PUGLIA- “Al nastro di partenza anche i punti vaccinali di Molfetta, Lecce e Taranto, aperti a tutte le nostre aziende agricole e ai loro lavoratori”. Accelera in Puglia la campagna anti-Covid con le vaccinazioni della popolazione che vive e lavora in campagna e dei braccianti extracomunitari dei campi. Lo rende noto Coldiretti Puglia che ha organizzato le prime vaccinazioni aziendali per le aziende agricole del territorio e per i lavoratori nell’hub vaccinale di Foggia.

“Garantire sicurezza ai migranti anche sul fronte sanitario è stato il nostro obiettivo prioritario, perché stiamo offrendo servizi diversificati ai braccianti agricoli per integrarli al meglio.
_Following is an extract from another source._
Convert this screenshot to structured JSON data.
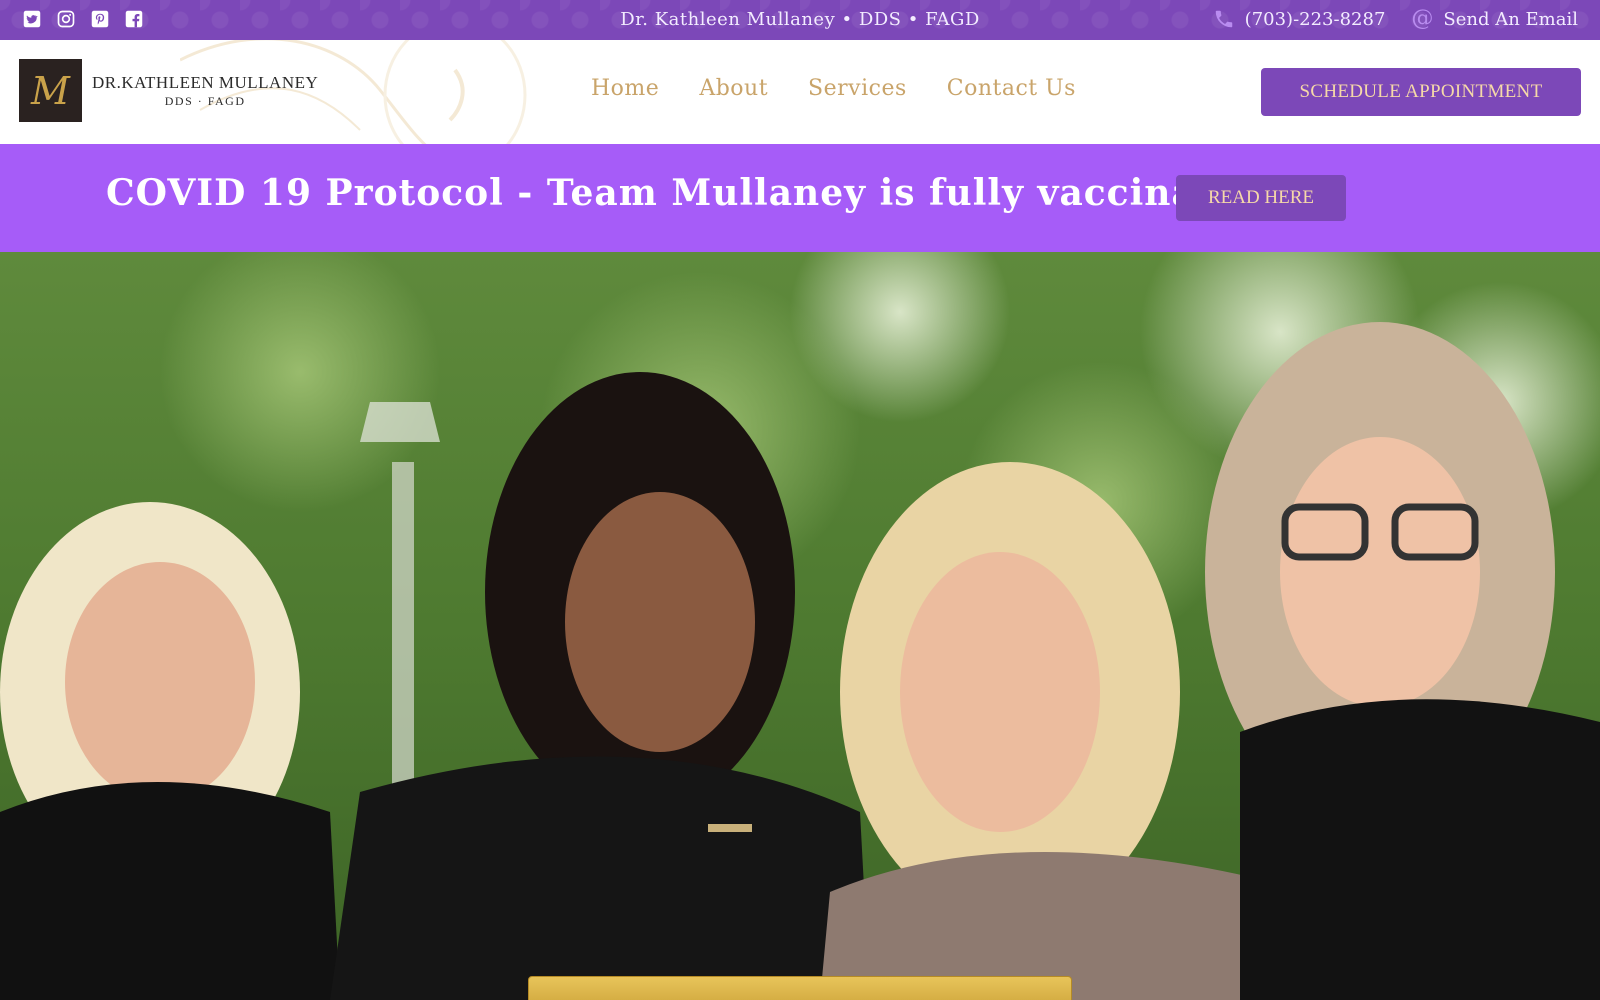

Per noi sono tutt’altro che ‘invisibili’, anzi sono divenuti parte integrante del lavoro in agricoltura.”, ha detto il presidente Muraglia.

In Puglia è ottenuto da mani straniere più di ¼ del Made in Italy a tavola, con oltre 38mila lavoratori stranieri che forniscono il 22,4% del totale delle giornate di lavoro necessarie al settore – aggiunge Coldiretti Puglia – con oltre 973mila giornate di lavoro fornite da lavoratori stagionali stranieri solo in provincia di Foggia, il 27,61% del totale delle giornate di lavoro necessarie al settore.

Predisposto, con la Regione Puglia e le ASL, il piano operativo per le vaccinazioni per accelerare la campagna vaccinale nelle aree rurali, dove ha già 12 hub ritenute ‘eleggibili’ della Protezione Civile nazionale.

L’obiettivo è garantire la sicurezza delle forniture alimentari alla popolazione sull’intera rete di oltre 100mila aziende agricole, stalle, agriturismi e più di 5mila imprese di lavorazione alimentare, dove non si è peraltro mai smesso di lavorare nonostante l’emergenza pandemica.